Danach kam Sascha Bendiks auf die Bühne, der mit dem Klavierspieler Simon Höneß alte Hardrock-Klassiker mit Klavier und der guten alten Quetschkommode sehr chansonverdächtig interpretierte. Leider zog sich das Ganze etwas langatmig dahin, und irgendwie passte es nicht ganz so zum zuvor Dargebotenen, was uns dazu bewog, alsbald die Lokalität zu wechseln und mal wieder rüber ins Zelt zu schauen.
Dort kriegten wir noch das letzte Stück einer aus Karlsruhe stammenden, russisch singenden Bänd mit. Hm, vielleicht hätten wir da etwas früher hin sollen? Egal, es war weder die Zeit noch der Ort, mit dem Schicksal zu hadern oder Schuldige an den Pranger zu stellen. Anstatt lange zu lamentieren beschlossen wir also lieber, einen kleinen Snäck zu uns zu nehmen und uns wieder an die große Hauptbühne zu begeben, wo in Bälde Willy DeVille mit seiner Bänd aufspielen sollte.

Der bereits etwas ältere Mann stellte für mich eine sehr angenehme Abwechslung zum ansonsten leider allzu häufig auf diesem Open-Air praktizierten Anbiederungsverhalten der aufspielenden Äcts dar. Ihm wars egal. Er spielte routiniert, aber nicht lustlos wirkend, sein abwechslungsreiches Set, welches sehr blueslastig daher kam, aber auch Elemente von Country, Folk und natürlich eine deftige Prise des guten, alten Rock besaß. Nach letzterem klang unüberhörbar die tiefe, raue Stimme des Altmeisters. Seine Bänd ähnelte einem Dylan-Begleitensemble, mit E-Gitarre, Bass, Percussion, Schlagzeug und Keyboards, während der Chef zwischen der akustischen und elektrischen Gitarre, mal auf einem Barhocker sitzend und mal auf beiden Beinen stehend, hin und her pendelte. Mr. DeVille schien zudem – ganz standesgemäß – bereits etwas angetrunken und gab gekonnt die Diva, was nicht allen in unserem schönen, kleinen Trio zu gefallen wusste. Ich jedoch hatte damit meinen Spaß, und das nicht zuletzt deshalb, dass hier auch mal einer ein wenig aus der Rolle zu fallen wusste, und sah mir die Sache vergnügt noch bis zum Ende aus der Nähe an.

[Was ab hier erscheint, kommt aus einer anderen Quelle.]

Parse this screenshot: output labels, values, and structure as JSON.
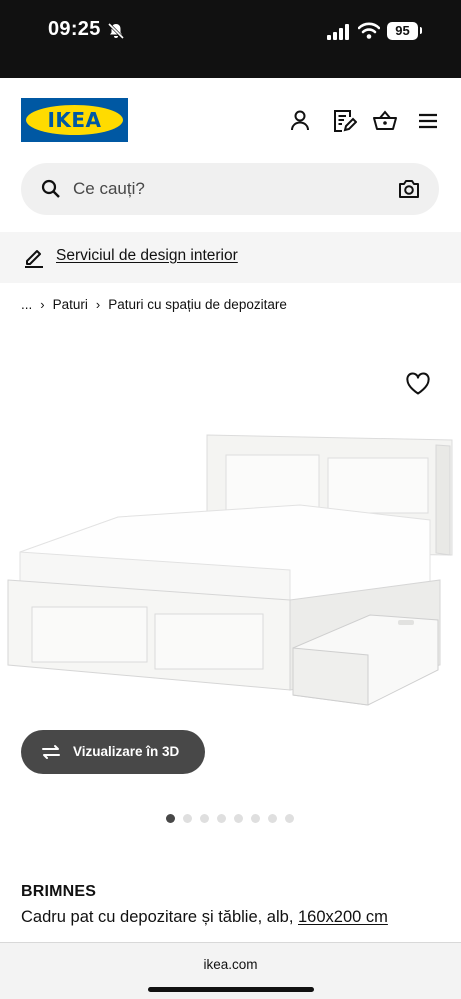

Nach diesem meinungsspaltenden Auftritt waren dann wieder Entscheidungsfindungen an der Tagesordnung. Welches sollte unser Abschlusskonzert des Fest 2008 sein? Hier, auf der Hauptbühne eine gewisse Roisin Murphy, ihres Zeichens ehemalige Moloko-Frontfrau? Oder im Zelt Jonah Matranga, ein amerikanischer Songwriter, der nach verschiedenen Bändprojekten nun solo unterwegs ist und als einer der Wegbereiter des so genannten Emo-Genres gilt?
Beide Auftritte begannen zur selben Zeit. Wir studierten kurz das Programm und beschlossen, zunächst am momentanen Aufenthaltsort zu bleiben und zu sehen (und natürlich hören), was Roisin Murphy so zu bieten hat. Nach vielleicht drei sehr, sehr discopoppigen und dancefloorlastigen Songs waren wir uns allerdings einig, dass das insgesamt nicht so unsere Tasse Tee ist, auch wenn die Dame auf der Bühne recht hübsch anzuschauen war mit ihrer futuristischen Sonnenbrille und den engen Klamotten, und wir zogen ein letztes Mal um zur Zeltbühne.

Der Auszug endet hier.